BCH share price has risen by 13% YTD and beat SET return in response to an earnings turnaround this year as losses from its first high-end hospital (WMC) ease. Even after the YTD increase, we expect the rise to continue in view of the huge 27% fall in price over the past year, implying positives are not fully priced in. We also see current valuation as attractive. BCH is trading at 21x 14PE, a 21% discount to regional peer average. Excluding losses from WMC, BCH’s 2014PE will slim to 17x, a 36% discount to regional peer average. We BUY with DCF TP at Bt9.0.
WMC: About-face from drag to driver.
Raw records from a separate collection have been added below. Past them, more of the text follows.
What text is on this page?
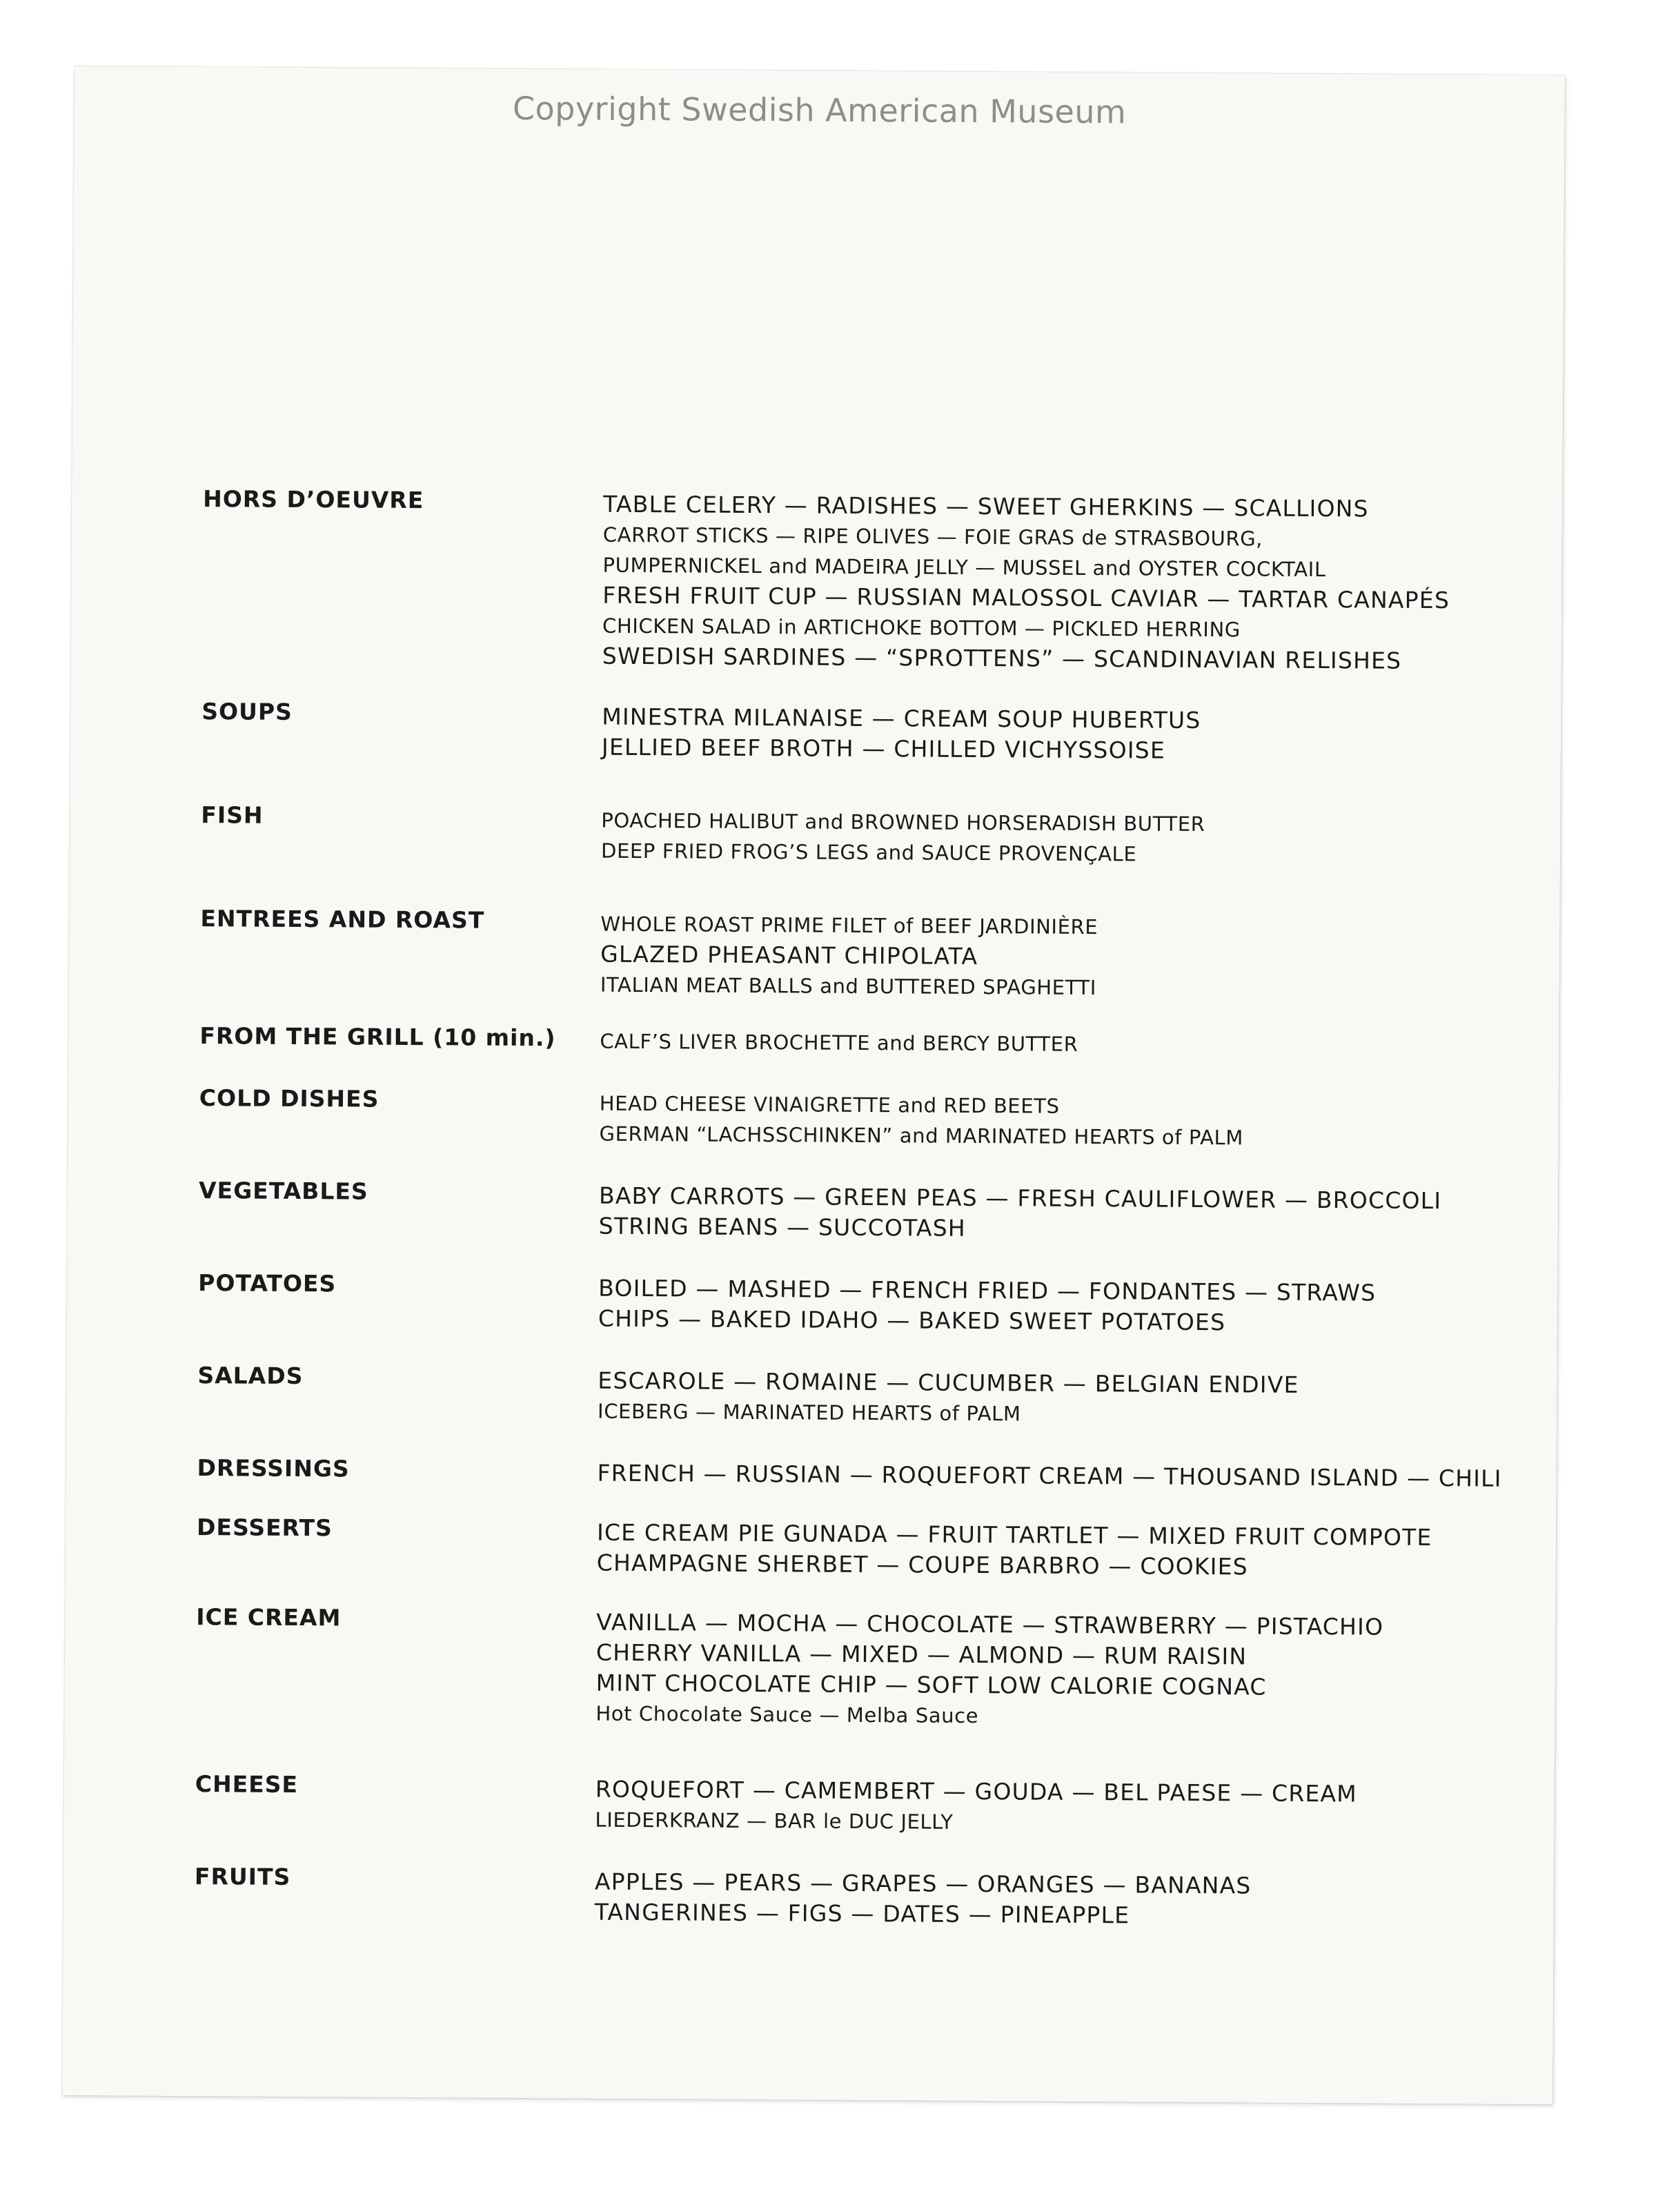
Copyright Swedish American Museum
HORS D’OEUVRE	TABLE CELERY — RADISHES — SWEET GHERKINS — SCALLIONS
CARROT STICKS — RIPE OLIVES — FOIE GRAS de STRASBOURG,
PUMPERNICKEL and MADEIRA JELLY — MUSSEL and OYSTER COCKTAIL
FRESH FRUIT CUP — RUSSIAN MALOSSOL CAVIAR — TARTAR CANAPÉS
CHICKEN SALAD in ARTICHOKE BOTTOM — PICKLED HERRING
SWEDISH SARDINES — “SPROTTENS” — SCANDINAVIAN RELISHES
SOUPS	MINESTRA MILANAISE — CREAM SOUP HUBERTUS
JELLIED BEEF BROTH — CHILLED VICHYSSOISE
FISH	POACHED HALIBUT and BROWNED HORSERADISH BUTTER
DEEP FRIED FROG’S LEGS and SAUCE PROVENÇALE
ENTREES AND ROAST	WHOLE ROAST PRIME FILET of BEEF JARDINIÈRE
GLAZED PHEASANT CHIPOLATA
ITALIAN MEAT BALLS and BUTTERED SPAGHETTI
FROM THE GRILL (10 min.)	CALF’S LIVER BROCHETTE and BERCY BUTTER
COLD DISHES	HEAD CHEESE VINAIGRETTE and RED BEETS
GERMAN “LACHSSCHINKEN” and MARINATED HEARTS of PALM
VEGETABLES	BABY CARROTS — GREEN PEAS — FRESH CAULIFLOWER — BROCCOLI
STRING BEANS — SUCCOTASH
POTATOES	BOILED — MASHED — FRENCH FRIED — FONDANTES — STRAWS
CHIPS — BAKED IDAHO — BAKED SWEET POTATOES
SALADS	ESCAROLE — ROMAINE — CUCUMBER — BELGIAN ENDIVE
ICEBERG — MARINATED HEARTS of PALM
DRESSINGS	FRENCH — RUSSIAN — ROQUEFORT CREAM — THOUSAND ISLAND — CHILI
DESSERTS	ICE CREAM PIE GUNADA — FRUIT TARTLET — MIXED FRUIT COMPOTE
CHAMPAGNE SHERBET — COUPE BARBRO — COOKIES
ICE CREAM	VANILLA — MOCHA — CHOCOLATE — STRAWBERRY — PISTACHIO
CHERRY VANILLA — MIXED — ALMOND — RUM RAISIN
MINT CHOCOLATE CHIP — SOFT LOW CALORIE COGNAC
Hot Chocolate Sauce — Melba Sauce
CHEESE	ROQUEFORT — CAMEMBERT — GOUDA — BEL PAESE — CREAM
LIEDERKRANZ — BAR le DUC JELLY
FRUITS	APPLES — PEARS — GRAPES — ORANGES — BANANAS
TANGERINES — FIGS — DATES — PINEAPPLE
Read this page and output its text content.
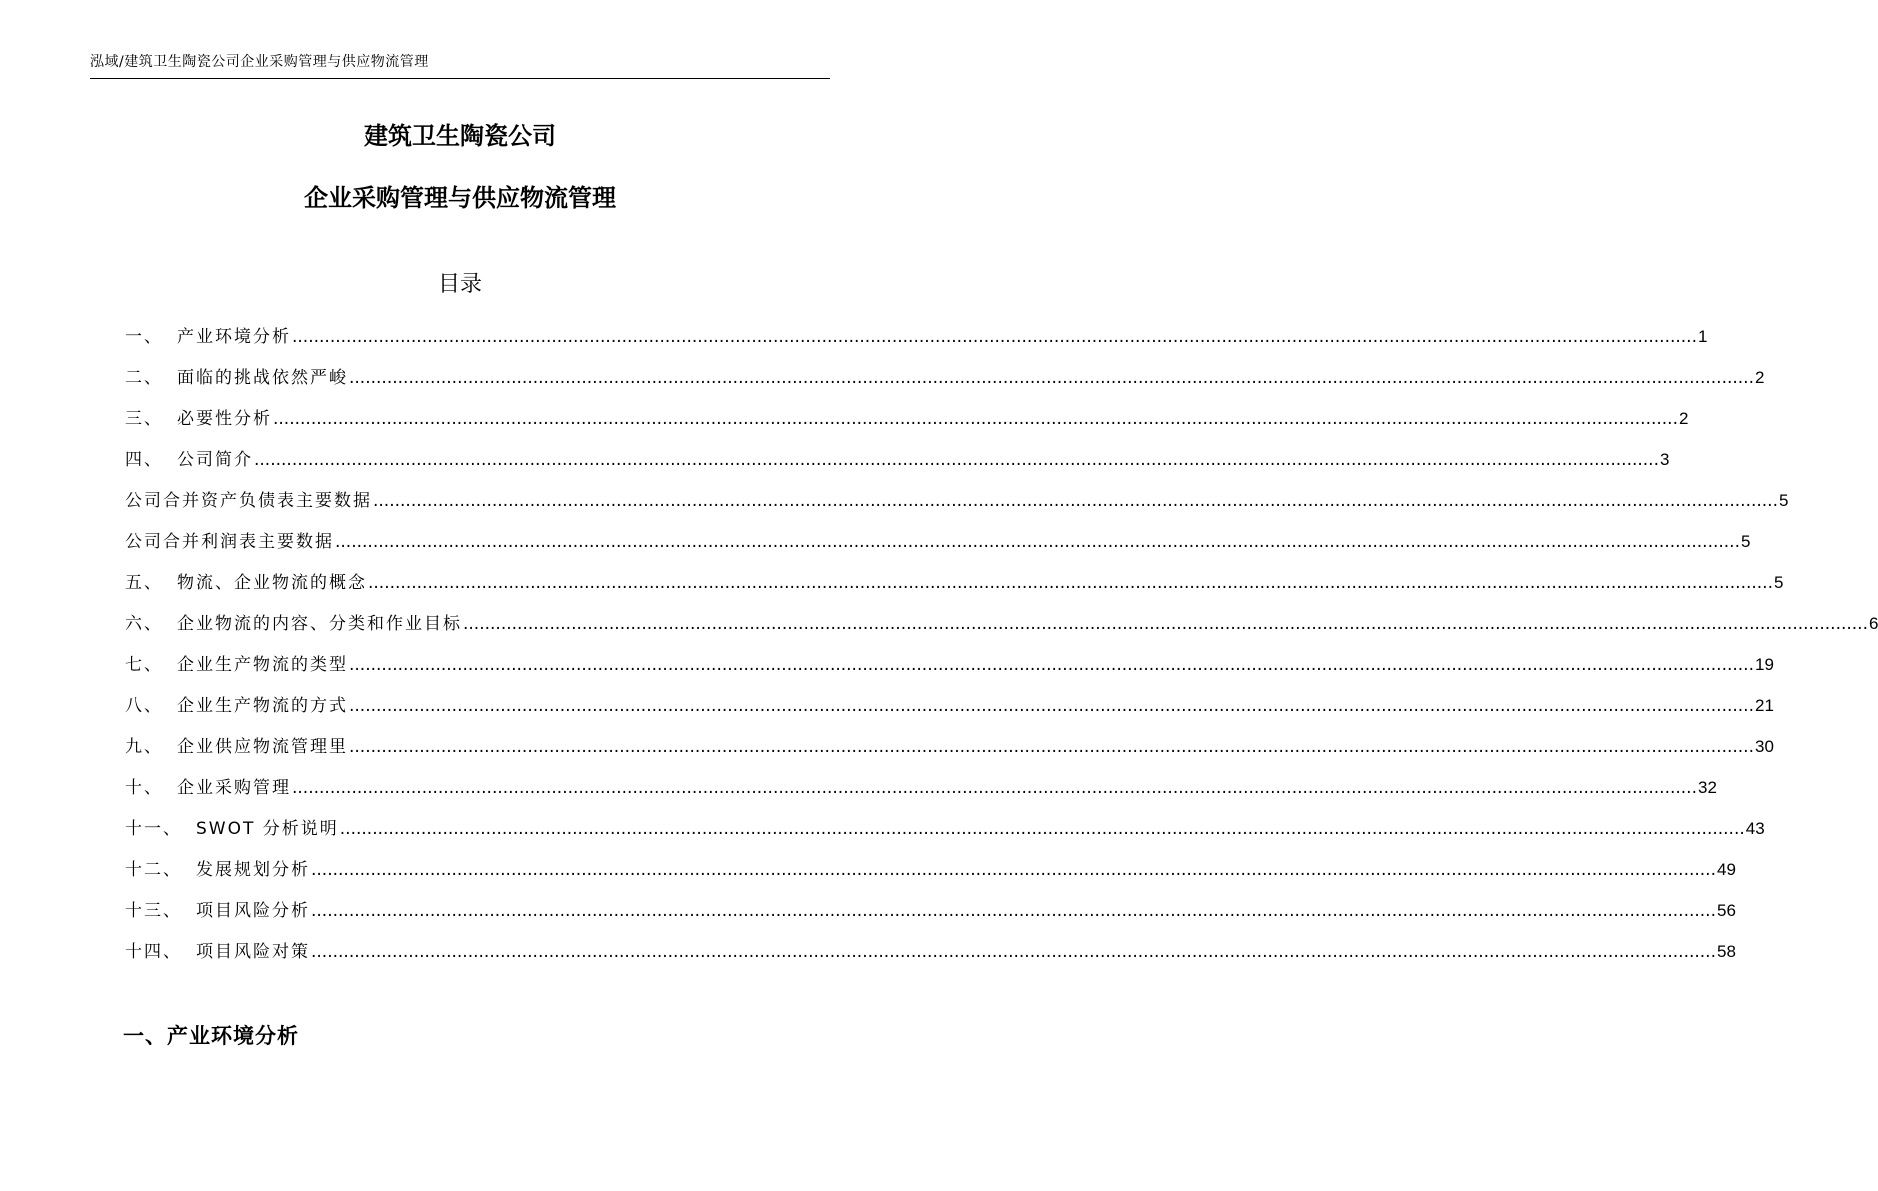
泓域/建筑卫生陶瓷公司企业采购管理与供应物流管理
建筑卫生陶瓷公司
企业采购管理与供应物流管理
目录
一、 产业环境分析 .................................................................................................................................................................................................................................................................... 1
二、 面临的挑战依然严峻 .................................................................................................................................................................................................................................................................... 2
三、 必要性分析 .................................................................................................................................................................................................................................................................... 2
四、 公司简介 .................................................................................................................................................................................................................................................................... 3
公司合并资产负债表主要数据 .................................................................................................................................................................................................................................................................... 5
公司合并利润表主要数据 .................................................................................................................................................................................................................................................................... 5
五、 物流、企业物流的概念 .................................................................................................................................................................................................................................................................... 5
六、 企业物流的内容、分类和作业目标 .................................................................................................................................................................................................................................................................... 6
七、 企业生产物流的类型 .................................................................................................................................................................................................................................................................... 19
八、 企业生产物流的方式 .................................................................................................................................................................................................................................................................... 21
九、 企业供应物流管理里 .................................................................................................................................................................................................................................................................... 30
十、 企业采购管理 .................................................................................................................................................................................................................................................................... 32
十一、 SWOT 分析说明 .................................................................................................................................................................................................................................................................... 43
十二、 发展规划分析 .................................................................................................................................................................................................................................................................... 49
十三、 项目风险分析 .................................................................................................................................................................................................................................................................... 56
十四、 项目风险对策 .................................................................................................................................................................................................................................................................... 58
一、产业环境分析
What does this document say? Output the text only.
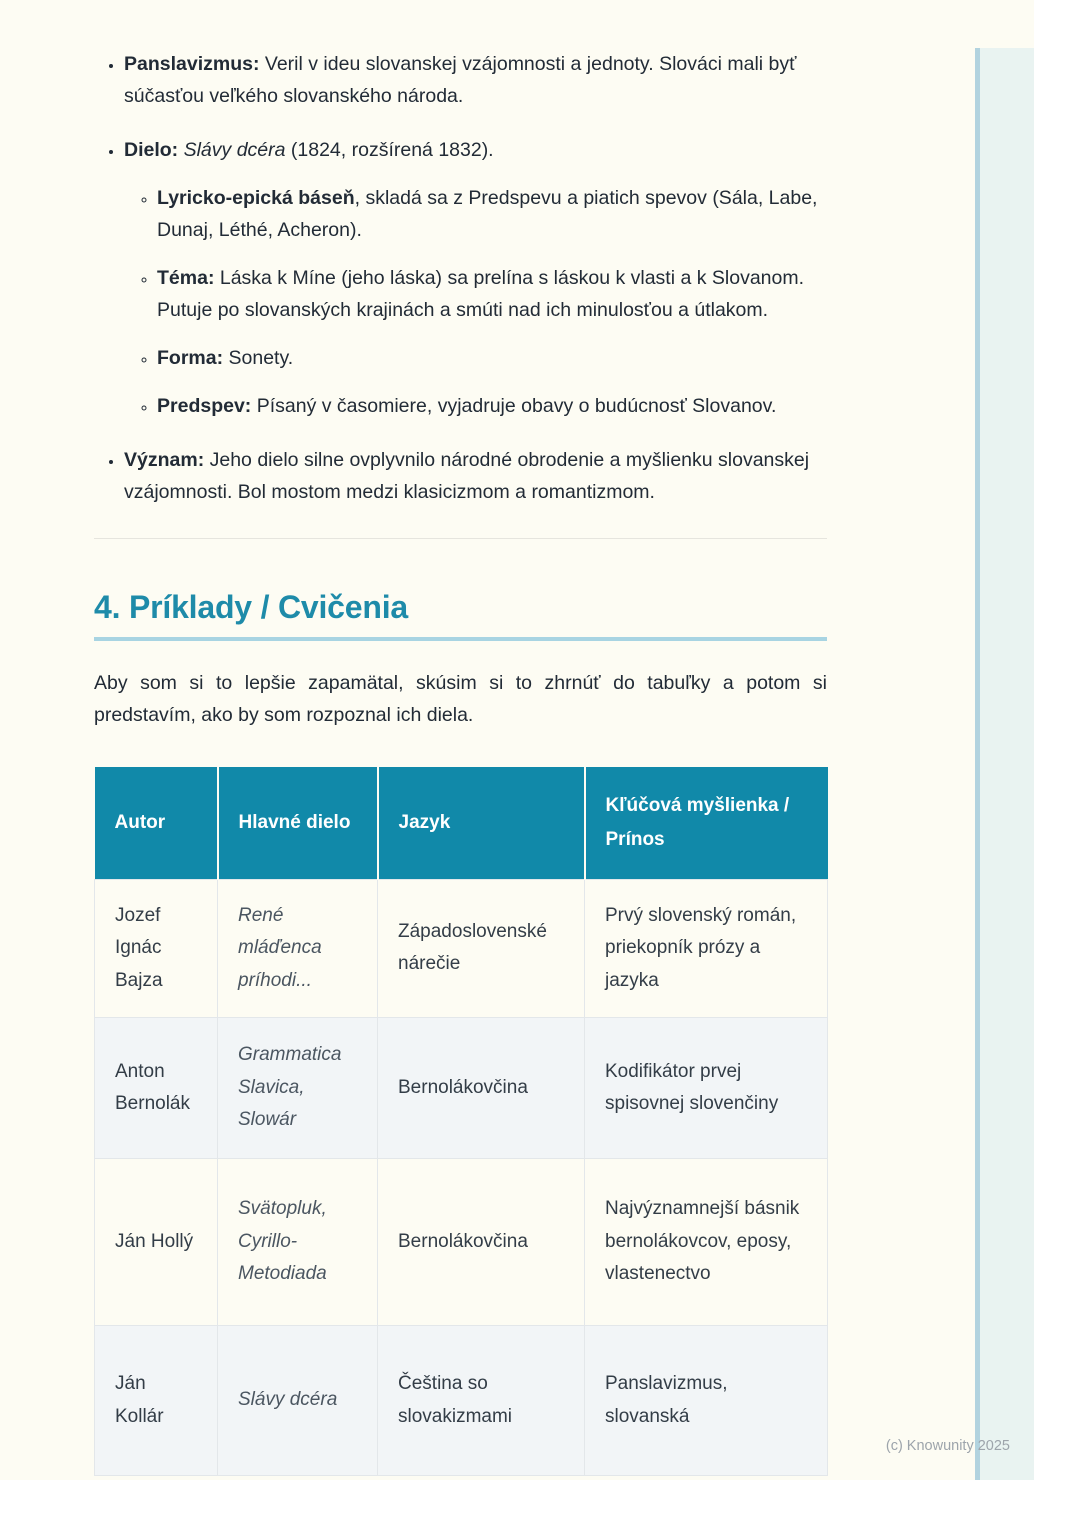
• Panslavizmus: Veril v ideu slovanskej vzájomnosti a jednoty. Slováci mali byť súčasťou veľkého slovanského národa.
• Dielo: Slávy dcéra (1824, rozšírená 1832).
◦ Lyricko-epická báseň, skladá sa z Predspevu a piatich spevov (Sála, Labe, Dunaj, Léthé, Acheron).
◦ Téma: Láska k Míne (jeho láska) sa prelína s láskou k vlasti a k Slovanom. Putuje po slovanských krajinách a smúti nad ich minulosťou a útlakom.
◦ Forma: Sonety.
◦ Predspev: Písaný v časomiere, vyjadruje obavy o budúcnosť Slovanov.
• Význam: Jeho dielo silne ovplyvnilo národné obrodenie a myšlienku slovanskej vzájomnosti. Bol mostom medzi klasicizmom a romantizmom.
4. Príklady / Cvičenia

Aby som si to lepšie zapamätal, skúsim si to zhrnúť do tabuľky a potom si predstavím, ako by som rozpoznal ich diela.

Autor	Hlavné dielo	Jazyk	Kľúčová myšlienka / Prínos
Jozef Ignác Bajza	René mláďenca príhodi...	Západoslovenské nárečie	Prvý slovenský román, priekopník prózy a jazyka
Anton Bernolák	Grammatica Slavica, Slowár	Bernolákovčina	Kodifikátor prvej spisovnej slovenčiny
Ján Hollý	Svätopluk, Cyrillo-Metodiada	Bernolákovčina	Najvýznamnejší básnik bernolákovcov, eposy, vlastenectvo
Ján Kollár	Slávy dcéra	Čeština so slovakizmami	Panslavizmus, slovanská
(c) Knowunity 2025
BCH’s 2013 net profit was Bt585mn, down 36% YoY. At fault was the slower than expected ramp up of World Medical Center (WMC), its new higher end hospital. We estimate WMC turned in losses of Bt300mn, equivalent to 51% of BCH’s 2013 net profit. This year, operations at WMC will continue to improve and this will be reflected in earnings. Operationally, after the hospital upped its marketing with promotional and health packages, average visits more than doubled to 120/day in 4Q13 from 50/day in 2Q13. After a year of this marketing, we expect average visits to rise to 200/day, lifting revenues and lowering net loss to Bt180mn, nearly half 2013’s net loss of Bt300mn.
1Q14F to be final quarter for YoY drop. WMC is a new hospital with no established clientele. As a new hospital, revenues were low but costs high since it still had to be fully staffed. Thus, from its opening in March, it pulled BCH into a YoY fall in net profit for the whole year. With anticipation of better operation at WMC, we believe BCH’s earnings will start to trend up again as the lower losses at WMC means there will be no more YoY drops after 1Q14.
Recent acquisition – Navanakorn – beginning to contribute small profit. BCH is operating nine hospitals with ~1,900 beds including six Kasemraj hospitals (middle income), WMC (high income) plus 50% in a two-for-one deal, Navanakorn General Hospital (i.e. Navanakorn) with facilities in Pathum Thani and in Ayutthaya. The six Kasemraj hospitals and the two Navanakorn hospitals are all on the social security scheme (SC) but Navanakorn reported a total net loss of Bt50mn in 2013 as it had little experience in treating SC patients. Since early this year BCH has become involved in Navanakorn’s day-to-day operations and its long experience in the SC program plus improved cost control through its hospital network (pharmaceuticals and medical supply purchases) are helping and the hospital was able to report a small profit in Jan-Feb. We expect this to ease market concerns on earnings pressure.
Attractive valuation – Deep discount to regional peers. YTD, BCH’s share price has risen 13% YTD and outperformed the SET in response to an earnings turnaround this year as WMC pulls itself up to lower losses. Even though the share has risen YTD, looking at the past twelve months shows a large 27% fall, implying positives have not been fully priced in, and the current valuation is attractive. BCH is trading at 21x 2014PE, a 21% discount to regional peer average of 27x. Excluding losses from WMC, BCH’s 2014PE comes down to 17x, a 36% discount to regional peer average.